Li and company used the pervasiveness of one artificial sweetener — acesulfame potassium or Ace-K — to measure the quantity of human waste left behind by people at 10 pools and 5 hot tubs spread across hotels and recreational parks in two Canadian cities. Ace-K is a good surrogate for pee because its exclusively excreted by the urinary system.
Over the course of three weeks, they measured the equivalent of eight gallons of urine in a 110,000-gallon pool and 20 gallons of pee in a 220,000-gallon pool. Based on these numbers, science writer Erika Engelhaupt estimates your standard neighborhood pool contains about two gallons of piss.
The researchers also found that hot tubs, in general, carried more urine per gallon than swimming pools. One hotel had a hot tub with 20 times as much urine as its swimming pool.

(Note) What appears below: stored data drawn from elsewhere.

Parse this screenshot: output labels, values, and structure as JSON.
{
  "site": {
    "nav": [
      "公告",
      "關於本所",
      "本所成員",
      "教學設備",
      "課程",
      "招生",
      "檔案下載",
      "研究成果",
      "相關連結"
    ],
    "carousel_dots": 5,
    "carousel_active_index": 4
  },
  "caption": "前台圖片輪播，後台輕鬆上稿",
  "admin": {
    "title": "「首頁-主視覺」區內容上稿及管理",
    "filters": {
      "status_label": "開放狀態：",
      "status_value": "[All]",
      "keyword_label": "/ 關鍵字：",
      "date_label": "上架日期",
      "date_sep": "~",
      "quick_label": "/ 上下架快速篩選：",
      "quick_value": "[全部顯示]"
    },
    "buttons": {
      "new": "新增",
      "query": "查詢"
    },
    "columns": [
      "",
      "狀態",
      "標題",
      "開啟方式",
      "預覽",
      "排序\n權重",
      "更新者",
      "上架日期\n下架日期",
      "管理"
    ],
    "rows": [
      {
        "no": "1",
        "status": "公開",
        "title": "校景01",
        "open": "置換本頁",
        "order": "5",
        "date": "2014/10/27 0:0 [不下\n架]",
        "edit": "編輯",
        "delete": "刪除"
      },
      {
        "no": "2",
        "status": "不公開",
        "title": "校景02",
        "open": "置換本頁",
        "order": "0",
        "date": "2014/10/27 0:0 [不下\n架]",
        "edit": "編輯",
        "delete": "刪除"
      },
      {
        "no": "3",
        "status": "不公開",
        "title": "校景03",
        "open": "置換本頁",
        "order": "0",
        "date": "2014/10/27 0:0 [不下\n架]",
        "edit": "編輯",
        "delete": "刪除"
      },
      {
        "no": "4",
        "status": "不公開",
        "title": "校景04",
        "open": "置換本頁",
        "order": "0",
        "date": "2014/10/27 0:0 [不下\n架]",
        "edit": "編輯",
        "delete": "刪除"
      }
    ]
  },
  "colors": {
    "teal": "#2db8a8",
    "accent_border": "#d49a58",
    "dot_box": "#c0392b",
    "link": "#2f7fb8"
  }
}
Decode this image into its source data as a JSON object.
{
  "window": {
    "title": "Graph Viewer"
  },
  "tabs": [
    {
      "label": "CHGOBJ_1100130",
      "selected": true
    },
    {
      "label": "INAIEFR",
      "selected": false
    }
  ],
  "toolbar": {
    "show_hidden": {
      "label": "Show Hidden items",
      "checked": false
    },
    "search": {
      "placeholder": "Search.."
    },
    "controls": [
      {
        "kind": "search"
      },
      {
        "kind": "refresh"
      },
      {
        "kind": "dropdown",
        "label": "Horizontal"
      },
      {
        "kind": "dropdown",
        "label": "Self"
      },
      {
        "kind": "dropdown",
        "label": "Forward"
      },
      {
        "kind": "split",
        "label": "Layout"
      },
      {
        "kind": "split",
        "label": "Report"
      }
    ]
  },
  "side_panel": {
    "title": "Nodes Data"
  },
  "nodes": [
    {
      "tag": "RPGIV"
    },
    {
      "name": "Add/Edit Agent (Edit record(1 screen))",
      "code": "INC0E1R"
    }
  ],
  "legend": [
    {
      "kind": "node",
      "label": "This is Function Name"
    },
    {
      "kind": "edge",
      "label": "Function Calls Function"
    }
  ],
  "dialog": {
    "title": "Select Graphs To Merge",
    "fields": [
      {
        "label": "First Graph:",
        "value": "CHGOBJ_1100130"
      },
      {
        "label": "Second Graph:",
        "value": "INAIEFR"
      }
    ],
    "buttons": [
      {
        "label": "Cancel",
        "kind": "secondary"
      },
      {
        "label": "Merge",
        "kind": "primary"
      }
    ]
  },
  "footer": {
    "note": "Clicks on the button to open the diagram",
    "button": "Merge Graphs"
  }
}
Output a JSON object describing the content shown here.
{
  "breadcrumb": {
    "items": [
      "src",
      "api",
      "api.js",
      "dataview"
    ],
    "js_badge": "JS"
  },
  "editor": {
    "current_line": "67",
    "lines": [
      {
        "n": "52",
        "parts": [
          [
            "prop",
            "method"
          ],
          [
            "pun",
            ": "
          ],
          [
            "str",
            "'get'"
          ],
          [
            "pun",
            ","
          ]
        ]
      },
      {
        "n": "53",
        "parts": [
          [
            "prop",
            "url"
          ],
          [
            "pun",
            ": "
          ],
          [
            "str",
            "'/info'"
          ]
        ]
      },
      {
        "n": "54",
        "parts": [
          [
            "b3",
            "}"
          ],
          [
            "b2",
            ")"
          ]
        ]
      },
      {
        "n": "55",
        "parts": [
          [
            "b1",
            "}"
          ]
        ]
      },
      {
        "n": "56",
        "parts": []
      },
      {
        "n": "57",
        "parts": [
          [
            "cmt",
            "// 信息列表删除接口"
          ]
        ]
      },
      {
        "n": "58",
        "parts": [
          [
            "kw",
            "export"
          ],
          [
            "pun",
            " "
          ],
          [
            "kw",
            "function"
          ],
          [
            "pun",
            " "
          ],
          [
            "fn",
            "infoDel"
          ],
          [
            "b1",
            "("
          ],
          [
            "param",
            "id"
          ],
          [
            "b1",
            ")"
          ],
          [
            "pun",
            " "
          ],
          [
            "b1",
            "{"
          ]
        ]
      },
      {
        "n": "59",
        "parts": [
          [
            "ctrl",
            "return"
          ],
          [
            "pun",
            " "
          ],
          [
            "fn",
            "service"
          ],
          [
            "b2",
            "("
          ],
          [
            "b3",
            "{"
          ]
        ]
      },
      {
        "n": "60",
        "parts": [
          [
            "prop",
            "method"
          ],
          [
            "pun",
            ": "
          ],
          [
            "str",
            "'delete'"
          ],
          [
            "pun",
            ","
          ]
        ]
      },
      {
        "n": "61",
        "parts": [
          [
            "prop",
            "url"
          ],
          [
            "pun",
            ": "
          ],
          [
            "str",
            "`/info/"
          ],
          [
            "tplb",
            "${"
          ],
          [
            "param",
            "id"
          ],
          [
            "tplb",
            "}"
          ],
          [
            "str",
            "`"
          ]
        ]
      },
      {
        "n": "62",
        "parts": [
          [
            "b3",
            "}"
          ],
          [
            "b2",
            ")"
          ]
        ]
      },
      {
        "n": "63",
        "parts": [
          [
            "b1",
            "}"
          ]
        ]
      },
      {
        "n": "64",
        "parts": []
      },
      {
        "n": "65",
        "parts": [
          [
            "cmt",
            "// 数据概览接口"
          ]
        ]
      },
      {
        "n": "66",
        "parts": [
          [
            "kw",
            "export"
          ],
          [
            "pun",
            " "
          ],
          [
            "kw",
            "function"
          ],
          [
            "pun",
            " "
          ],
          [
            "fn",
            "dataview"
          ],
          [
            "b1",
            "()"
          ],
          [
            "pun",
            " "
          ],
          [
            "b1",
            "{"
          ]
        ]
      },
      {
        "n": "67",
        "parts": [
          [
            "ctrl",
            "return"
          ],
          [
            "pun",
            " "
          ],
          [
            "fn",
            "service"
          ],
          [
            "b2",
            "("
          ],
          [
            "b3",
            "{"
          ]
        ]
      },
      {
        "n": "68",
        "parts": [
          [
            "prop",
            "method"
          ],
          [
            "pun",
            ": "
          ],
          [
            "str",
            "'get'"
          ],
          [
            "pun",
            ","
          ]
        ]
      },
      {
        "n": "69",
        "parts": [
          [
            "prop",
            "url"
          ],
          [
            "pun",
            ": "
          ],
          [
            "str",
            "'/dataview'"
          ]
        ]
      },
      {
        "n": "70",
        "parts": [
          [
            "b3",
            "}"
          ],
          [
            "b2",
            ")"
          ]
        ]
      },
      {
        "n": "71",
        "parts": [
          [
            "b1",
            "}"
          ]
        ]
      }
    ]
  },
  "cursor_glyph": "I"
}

Needless to say, these trends are worrisome for health reasons. Despite what you may have heard, urine is not sterile and carries a fair amount of microbial life. Also, as the researchers highlight, urine harbors lots of nitrogen compounds — urea, ammonia and amino acids — that can react with pool disinfectants like chlorine to form toxic compounds.
So if you’re at the pool and need to tinkle, maybe take the time to use a toilet.